A reader wrote me a question, which I will here anonymize a bit before answering.
The gist
The person produced an item that she was selling that consisted of a creative work with gospel art. She had a bunch of copies made, and sold most of them. Time passed. Now her religious views don't fully align with what is in the book, and she's not sure if it is right to make money off of something religious in nature. She asks for help in formulating her question to God on the matter.
The answer
1. Formulating vs. asking questions. Typically, most of the work is in formulating the question. If someone has to formulate the question for you, they will likely harm you in giving it to you, because they will give you the key to receiving the answer without you growing to be worthy of it, but will all but guarantee you feel worthy of it. Our needs are a prime driver of our humility before God and willing subjugation to the means he has ordained for us to come up to him. We are naturally haughty, and when nice people give us nice things we don't deserve, it usually makes it worse, not better.

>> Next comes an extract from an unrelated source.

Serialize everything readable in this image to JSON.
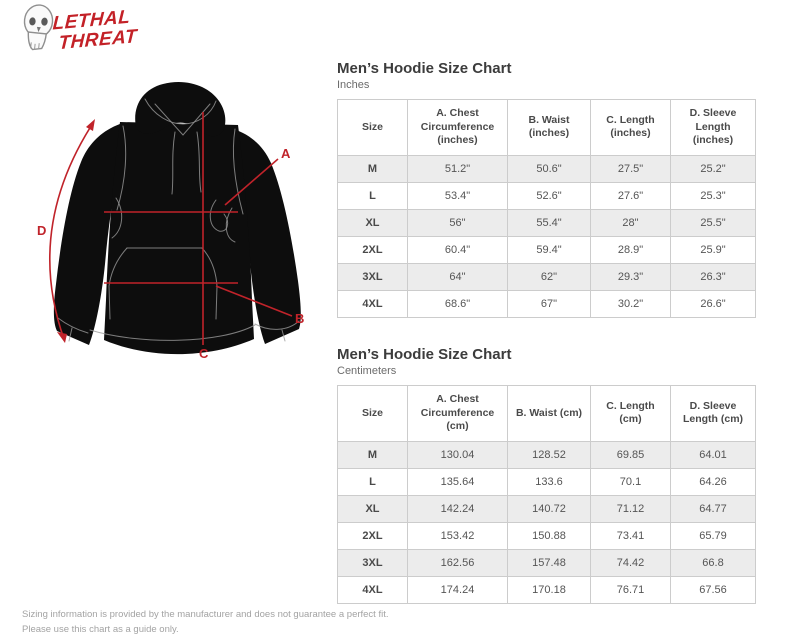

2. The answer to your unasked question about what you should do with the books is that you should take advantage of the fact that the books are pointed toward a market on which your new ideas ostensibly provide an improvement: make small, inexpensive flyers or the like that advertise something you think presents to your market the next increment of light and truth (a book, a website, a YouTube short--something). It could be your own material or someone else's. Who made it doesn't matter. That it represents the next increment of truth does. Make sure it's easy to access--a short url or make a QR code or something. Stick them with each book and bombs away.
3. The answer to your unasked question of whether it is right to make money on religious topics or spiritual gifts: It depends, but not on the criteria people think. What is your motive, what else could you be doing, and what are or could others be doing? If you are an artist (sounds like it) and you are capable of making things that people don't have and would buy (sounds like it), then it is possible that you are doing something better than what you otherwise could and providing unique value others can't by making art. The aspect of the propriety of making money off religious topics and spiritual gifts is not a useful way to think about it. ALL talents are spiritual gifts. ALL topics are religious. God doesn't make special rules with respect to our fake designations. He wants things to be the best they can be, and for us to help them get there the best we can. If you spend your full-time effort making gospel art, why would God see that as less worthy of pay than making non-gospel art? If I spend my full-time effort preaching the gospel, why should that be less worthy of pay than spending my full-time effort building homes or writing code? The question is not whether I am getting money for it, but whether it is actually making things better (in fact, the best) or not. The laborer is worthy of his hire--or his just wages relative to the value provided. The question is whether it is worth the money or not, and not whether it is valid for pay or not. All labor is valid of pay. Gospel labors should be free as long as they fit into normal discretionary resources. Where more is given, more is expected.
4. In case it isn't obvious, the question answered in both #2 and #3 is "what benefits the most?" That's a great default question.